Ao tomar posição feroz contra a CPI do Apagão Aéreo na Comissão de Constituição e Justiça da Câmara, o governo, pelos deputados das siglas que o apóiam, havia vestido a carapuça. Até então, os usuários do sistema de transportes aéreos, que não funciona ou funciona mal, reclamavam das companhias, dos aeroportos, dos controladores de vôo ou quem se atravessasse à sua frente, depois de horas e até dias de verdadeiros martírios à espera de vôos. E principalmente da falta de informações. A não ser por burocráticas intervenções, o governo federal parecia por fora do problema. Ou interessado, mas não responsável ou culpado. Agora, com o requerimento dos partidos oposicionistas, pedindo uma comissão parlamentar de inquérito para o apagão aéreo, o governo assumiu a culpa, brigando até a baixaria para que o organismo investigatório não fosse instalado. Chegou a haver um sério bate-boca na CCJ, o presidente situacionista chamando os oposicionistas de histéricos e estes acusando o governo de impor uma ditadura.
O argumento expresso para negar a CPI é que ela não tem fim determinado, o que é obrigatório, segundo a Constituição. O argumento dos que querem a CPI é que, além das paralisações, atrasos e cancelamentos de vôos, fora outras falhas de difícil explicação, como quedas no sistema computadorizado do controle de vôos, falta de energia elétrica, epidemia de esgotamento físico e psicológico nos controladores de vôos e o maior desastre aéreo já havido no País, o do avião da Gol, há também a acusação do Tribunal de Contas da União de que existem muitas e graves irregularidades nos contratos do governo para construir ou aparelhar aeroportos e o sistema.
Há um certo preciosismo na distinção entre o que seja ou não assunto determinado, pois nos parece que tanto o chamado apagão aéreo, quanto eventuais negociatas no sistema de transportes da aviação civil têm a mesma obscuridade e se fundem no desatendimento dos interesses da população. Tal acontece seja pelo desvio ou má aplicação dos recursos públicos, como pelo esburacamento das vias aéreas. Mas os situacionistas não só enfiaram a carapuça na cabeça do governo, como a enterraram até o fundo. Por 308 votos contra e 141 a favor, com duas abstenções, o plenário da Câmara aprovou recurso do PT suspendendo a instalação da CPI.

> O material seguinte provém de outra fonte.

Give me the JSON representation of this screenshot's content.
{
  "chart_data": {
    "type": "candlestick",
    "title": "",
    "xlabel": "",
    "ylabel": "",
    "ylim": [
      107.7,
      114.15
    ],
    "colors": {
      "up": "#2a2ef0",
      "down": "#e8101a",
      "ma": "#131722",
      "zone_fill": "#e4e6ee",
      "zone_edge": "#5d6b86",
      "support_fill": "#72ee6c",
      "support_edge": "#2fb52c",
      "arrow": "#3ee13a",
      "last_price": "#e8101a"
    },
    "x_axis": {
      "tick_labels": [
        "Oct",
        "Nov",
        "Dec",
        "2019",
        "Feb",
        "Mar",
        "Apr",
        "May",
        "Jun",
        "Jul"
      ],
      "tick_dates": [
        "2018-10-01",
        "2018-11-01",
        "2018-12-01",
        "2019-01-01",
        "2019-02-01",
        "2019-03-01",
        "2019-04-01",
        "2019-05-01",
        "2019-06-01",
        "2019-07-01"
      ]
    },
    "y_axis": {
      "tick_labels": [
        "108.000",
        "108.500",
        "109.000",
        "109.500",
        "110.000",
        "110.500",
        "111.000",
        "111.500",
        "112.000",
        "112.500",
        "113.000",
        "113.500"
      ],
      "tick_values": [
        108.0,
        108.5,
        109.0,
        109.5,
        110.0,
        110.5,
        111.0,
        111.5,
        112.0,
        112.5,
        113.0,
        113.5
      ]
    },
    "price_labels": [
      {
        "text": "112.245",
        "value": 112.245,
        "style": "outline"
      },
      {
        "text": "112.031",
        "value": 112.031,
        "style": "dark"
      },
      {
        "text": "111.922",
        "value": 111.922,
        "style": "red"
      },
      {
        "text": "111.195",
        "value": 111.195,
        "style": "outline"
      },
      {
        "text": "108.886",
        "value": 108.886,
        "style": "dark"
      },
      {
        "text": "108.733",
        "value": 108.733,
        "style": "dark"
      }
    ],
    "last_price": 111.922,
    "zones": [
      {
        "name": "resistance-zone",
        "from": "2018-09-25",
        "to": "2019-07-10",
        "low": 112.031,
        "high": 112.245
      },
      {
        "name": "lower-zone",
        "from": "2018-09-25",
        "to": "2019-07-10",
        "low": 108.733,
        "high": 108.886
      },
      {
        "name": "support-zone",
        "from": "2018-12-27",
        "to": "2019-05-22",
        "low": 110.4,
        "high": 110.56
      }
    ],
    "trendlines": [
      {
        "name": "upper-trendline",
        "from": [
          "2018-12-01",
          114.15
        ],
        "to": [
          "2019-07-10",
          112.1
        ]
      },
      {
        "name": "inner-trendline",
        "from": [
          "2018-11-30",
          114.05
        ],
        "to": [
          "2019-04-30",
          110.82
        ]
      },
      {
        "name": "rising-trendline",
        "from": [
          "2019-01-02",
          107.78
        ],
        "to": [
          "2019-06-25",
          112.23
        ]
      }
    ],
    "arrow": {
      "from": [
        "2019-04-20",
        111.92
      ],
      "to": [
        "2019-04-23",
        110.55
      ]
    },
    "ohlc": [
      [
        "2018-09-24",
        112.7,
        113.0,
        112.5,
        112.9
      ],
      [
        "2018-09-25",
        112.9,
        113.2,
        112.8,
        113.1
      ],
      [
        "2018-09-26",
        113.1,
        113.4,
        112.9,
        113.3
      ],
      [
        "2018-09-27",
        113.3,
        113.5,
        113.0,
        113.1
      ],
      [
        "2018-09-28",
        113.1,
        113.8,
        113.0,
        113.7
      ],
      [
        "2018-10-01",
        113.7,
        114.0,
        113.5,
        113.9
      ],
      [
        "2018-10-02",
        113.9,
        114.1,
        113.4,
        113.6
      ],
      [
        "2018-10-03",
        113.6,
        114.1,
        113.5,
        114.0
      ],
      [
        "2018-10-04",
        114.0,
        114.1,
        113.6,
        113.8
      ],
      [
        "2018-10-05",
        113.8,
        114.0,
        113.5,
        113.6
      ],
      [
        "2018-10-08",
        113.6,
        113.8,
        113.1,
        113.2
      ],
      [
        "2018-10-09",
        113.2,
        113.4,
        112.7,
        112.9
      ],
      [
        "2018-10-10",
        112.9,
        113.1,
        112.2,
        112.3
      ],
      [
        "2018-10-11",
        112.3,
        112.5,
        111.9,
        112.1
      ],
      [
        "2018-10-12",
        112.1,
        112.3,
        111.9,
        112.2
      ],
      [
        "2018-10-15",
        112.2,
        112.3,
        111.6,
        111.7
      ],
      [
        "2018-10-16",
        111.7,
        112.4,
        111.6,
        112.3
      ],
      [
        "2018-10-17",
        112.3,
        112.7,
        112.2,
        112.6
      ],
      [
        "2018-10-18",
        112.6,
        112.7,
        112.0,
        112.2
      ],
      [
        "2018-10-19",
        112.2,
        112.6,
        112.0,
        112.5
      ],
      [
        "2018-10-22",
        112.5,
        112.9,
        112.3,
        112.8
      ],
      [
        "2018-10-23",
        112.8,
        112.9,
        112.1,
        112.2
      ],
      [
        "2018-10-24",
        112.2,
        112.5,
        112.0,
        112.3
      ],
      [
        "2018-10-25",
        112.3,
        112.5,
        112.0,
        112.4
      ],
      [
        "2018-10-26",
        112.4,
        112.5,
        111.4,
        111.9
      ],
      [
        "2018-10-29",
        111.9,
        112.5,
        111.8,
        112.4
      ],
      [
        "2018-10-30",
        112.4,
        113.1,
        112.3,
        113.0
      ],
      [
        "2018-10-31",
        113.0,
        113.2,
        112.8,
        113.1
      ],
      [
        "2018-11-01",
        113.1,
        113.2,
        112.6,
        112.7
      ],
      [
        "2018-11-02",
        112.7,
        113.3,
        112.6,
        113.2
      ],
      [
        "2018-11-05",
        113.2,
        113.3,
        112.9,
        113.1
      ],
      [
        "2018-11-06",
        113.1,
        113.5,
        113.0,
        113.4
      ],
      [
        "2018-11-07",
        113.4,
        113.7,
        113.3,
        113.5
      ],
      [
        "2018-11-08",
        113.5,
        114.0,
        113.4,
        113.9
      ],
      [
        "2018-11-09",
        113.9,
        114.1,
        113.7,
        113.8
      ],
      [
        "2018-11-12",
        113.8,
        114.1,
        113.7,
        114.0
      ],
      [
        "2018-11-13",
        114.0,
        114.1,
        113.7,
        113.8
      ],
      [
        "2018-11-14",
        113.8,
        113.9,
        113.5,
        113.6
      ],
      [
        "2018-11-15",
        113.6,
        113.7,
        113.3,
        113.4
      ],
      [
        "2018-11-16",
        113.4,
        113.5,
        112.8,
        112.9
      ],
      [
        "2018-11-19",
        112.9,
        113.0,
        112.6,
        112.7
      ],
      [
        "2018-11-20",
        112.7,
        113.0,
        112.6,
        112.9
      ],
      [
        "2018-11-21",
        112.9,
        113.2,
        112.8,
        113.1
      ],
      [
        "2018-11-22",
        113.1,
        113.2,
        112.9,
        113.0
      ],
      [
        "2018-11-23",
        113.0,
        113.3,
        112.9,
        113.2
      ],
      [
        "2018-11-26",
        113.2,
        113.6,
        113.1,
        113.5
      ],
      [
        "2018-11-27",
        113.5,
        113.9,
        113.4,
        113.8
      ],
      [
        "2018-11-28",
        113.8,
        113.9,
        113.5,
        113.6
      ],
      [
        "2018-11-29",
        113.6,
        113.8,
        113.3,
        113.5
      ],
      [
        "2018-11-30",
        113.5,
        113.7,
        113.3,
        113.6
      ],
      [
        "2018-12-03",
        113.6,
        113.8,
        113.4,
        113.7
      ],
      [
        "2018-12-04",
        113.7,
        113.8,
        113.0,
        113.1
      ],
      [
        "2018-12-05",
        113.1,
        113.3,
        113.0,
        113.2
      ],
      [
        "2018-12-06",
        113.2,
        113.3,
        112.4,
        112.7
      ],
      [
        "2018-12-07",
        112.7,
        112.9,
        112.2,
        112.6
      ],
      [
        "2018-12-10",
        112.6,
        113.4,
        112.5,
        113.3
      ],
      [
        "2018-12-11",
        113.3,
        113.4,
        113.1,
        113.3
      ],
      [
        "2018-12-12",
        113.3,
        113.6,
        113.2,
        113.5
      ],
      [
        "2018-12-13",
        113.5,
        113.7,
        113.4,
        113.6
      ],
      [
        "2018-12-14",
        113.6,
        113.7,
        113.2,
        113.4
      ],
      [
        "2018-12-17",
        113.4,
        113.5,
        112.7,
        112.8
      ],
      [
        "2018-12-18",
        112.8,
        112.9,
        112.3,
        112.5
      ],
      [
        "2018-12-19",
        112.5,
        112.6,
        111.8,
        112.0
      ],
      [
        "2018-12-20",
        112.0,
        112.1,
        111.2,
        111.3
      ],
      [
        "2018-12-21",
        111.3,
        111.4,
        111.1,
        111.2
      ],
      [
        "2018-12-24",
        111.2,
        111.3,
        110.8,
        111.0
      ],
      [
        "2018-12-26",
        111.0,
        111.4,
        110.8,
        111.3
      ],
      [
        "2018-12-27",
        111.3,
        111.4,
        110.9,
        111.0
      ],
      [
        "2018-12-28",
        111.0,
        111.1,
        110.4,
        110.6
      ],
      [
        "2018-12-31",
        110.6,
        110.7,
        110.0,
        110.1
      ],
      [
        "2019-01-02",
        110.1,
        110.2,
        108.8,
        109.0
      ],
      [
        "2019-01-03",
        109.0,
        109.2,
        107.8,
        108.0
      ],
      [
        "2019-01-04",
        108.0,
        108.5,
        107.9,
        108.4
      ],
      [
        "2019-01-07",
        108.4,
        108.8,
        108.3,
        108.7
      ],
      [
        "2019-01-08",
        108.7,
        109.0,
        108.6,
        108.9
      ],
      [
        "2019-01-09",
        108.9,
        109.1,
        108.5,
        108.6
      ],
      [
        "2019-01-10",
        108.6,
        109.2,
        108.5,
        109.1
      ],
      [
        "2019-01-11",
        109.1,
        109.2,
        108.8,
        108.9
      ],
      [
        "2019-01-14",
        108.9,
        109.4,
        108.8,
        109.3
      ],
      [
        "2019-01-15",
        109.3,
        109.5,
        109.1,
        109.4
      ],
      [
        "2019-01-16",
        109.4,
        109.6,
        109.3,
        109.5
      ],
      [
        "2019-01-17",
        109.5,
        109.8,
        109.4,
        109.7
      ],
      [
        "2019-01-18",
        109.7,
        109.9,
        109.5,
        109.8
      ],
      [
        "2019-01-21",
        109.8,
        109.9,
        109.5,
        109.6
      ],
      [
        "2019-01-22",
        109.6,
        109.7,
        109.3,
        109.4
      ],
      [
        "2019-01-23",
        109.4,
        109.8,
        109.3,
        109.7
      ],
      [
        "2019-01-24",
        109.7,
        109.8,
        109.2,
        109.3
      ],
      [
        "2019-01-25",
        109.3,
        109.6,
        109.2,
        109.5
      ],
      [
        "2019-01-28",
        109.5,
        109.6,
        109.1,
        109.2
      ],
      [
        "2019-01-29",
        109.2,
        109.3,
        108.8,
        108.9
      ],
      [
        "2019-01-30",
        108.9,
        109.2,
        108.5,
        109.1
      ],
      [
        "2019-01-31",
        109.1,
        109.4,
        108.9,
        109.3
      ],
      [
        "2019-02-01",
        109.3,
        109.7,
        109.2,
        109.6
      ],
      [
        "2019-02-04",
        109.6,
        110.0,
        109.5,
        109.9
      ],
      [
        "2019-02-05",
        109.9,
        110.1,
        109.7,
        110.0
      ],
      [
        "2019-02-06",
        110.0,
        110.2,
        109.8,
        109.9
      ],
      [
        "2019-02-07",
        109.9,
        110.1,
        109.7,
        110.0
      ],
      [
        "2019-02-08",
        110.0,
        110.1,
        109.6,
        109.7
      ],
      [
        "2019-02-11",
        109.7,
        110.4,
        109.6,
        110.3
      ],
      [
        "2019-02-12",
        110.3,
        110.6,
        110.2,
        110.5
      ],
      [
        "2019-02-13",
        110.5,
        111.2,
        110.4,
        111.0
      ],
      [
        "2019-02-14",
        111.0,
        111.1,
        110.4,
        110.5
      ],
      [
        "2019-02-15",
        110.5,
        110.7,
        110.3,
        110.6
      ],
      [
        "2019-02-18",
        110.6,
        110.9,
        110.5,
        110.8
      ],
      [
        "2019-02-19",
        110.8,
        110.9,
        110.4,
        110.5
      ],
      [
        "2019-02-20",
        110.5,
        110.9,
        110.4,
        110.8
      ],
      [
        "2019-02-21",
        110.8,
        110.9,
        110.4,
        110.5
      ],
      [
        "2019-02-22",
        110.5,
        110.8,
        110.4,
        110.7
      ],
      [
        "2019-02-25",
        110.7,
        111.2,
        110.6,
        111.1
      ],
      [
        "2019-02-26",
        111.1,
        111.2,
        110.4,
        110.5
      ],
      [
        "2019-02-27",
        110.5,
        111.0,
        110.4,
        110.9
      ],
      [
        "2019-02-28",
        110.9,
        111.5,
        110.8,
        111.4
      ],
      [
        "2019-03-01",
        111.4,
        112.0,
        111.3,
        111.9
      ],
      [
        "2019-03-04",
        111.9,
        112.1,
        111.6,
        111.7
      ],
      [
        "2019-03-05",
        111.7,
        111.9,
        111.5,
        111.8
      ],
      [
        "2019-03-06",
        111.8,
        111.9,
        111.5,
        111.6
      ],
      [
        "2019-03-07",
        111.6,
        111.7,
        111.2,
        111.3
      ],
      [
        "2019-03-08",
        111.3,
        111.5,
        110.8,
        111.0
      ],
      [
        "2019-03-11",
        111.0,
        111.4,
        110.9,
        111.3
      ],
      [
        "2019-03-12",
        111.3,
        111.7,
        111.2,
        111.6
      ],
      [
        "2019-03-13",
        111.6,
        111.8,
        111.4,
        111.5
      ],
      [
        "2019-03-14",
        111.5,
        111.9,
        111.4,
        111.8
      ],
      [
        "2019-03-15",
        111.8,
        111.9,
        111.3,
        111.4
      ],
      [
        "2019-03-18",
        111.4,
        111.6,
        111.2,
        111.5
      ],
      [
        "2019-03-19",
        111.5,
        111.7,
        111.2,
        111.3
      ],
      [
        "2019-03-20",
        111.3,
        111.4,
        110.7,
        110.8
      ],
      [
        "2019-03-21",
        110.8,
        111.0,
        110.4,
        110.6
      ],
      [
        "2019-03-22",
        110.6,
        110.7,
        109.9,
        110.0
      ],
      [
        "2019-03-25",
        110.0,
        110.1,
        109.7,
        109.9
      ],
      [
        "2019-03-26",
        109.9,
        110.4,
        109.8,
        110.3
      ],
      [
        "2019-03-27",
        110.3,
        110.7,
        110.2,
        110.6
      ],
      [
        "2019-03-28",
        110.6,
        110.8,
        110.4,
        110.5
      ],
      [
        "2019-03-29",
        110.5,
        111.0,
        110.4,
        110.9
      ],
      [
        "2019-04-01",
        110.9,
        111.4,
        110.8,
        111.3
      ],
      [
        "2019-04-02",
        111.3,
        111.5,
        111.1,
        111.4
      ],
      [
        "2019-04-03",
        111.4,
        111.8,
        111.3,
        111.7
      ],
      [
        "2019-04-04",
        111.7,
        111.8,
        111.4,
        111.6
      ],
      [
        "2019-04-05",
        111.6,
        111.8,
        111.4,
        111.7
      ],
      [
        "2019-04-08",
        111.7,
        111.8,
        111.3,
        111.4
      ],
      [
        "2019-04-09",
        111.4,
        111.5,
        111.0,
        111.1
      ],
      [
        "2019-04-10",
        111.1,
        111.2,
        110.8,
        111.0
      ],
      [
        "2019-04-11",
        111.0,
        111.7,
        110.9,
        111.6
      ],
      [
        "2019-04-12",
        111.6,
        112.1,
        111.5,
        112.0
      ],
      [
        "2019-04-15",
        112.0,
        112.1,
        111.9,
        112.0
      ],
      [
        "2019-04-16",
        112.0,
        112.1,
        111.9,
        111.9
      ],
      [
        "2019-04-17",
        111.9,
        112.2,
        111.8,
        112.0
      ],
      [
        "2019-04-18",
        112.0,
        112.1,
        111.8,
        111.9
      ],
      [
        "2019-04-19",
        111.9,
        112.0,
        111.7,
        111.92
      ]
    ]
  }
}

Apesar da vitória situacionista, se é que isso pode ser chamado de vitória, a oposição já avisou que espera instalar a CPI de qualquer maneira. A estratégia é buscar reverter o resultado da Câmara no Supremo Tribunal Federal, onde a oposição ajuizou um mandado de segurança. O relatório contra a CPI foi do deputado Colbert Martins, do PMDB da Bahia, que diz não ter visto ?fato determinado?. Já o ministro Walfrido dos Mares Guia disse que ?não temos apagão aéreo. Todas as informações foram prestadas e estão disponíveis?. Se é assim, por que o povo reclama da falta de informações?
A vitória duvidosa do governo pode, de alguma forma, colaborar para mais tumultos nos aeroportos e oxalá não produza mais algum desastre aéreo. Mas causa uma queda no prestígio do governo que muito bem poderia ter sido preservado. Ninguém melhor que a administração Lula deveria estar interessado na CPI, pois é certo que os problemas que atingem o nosso sistema de transportes aéreos não são deste governo, mas vêm da incúria de muitos governos. E o povo e os usuários aplaudiriam uma administração que aceitasse uma investigação a fundo do problema. E ainda fizesse alguma coisa para solucioná-lo.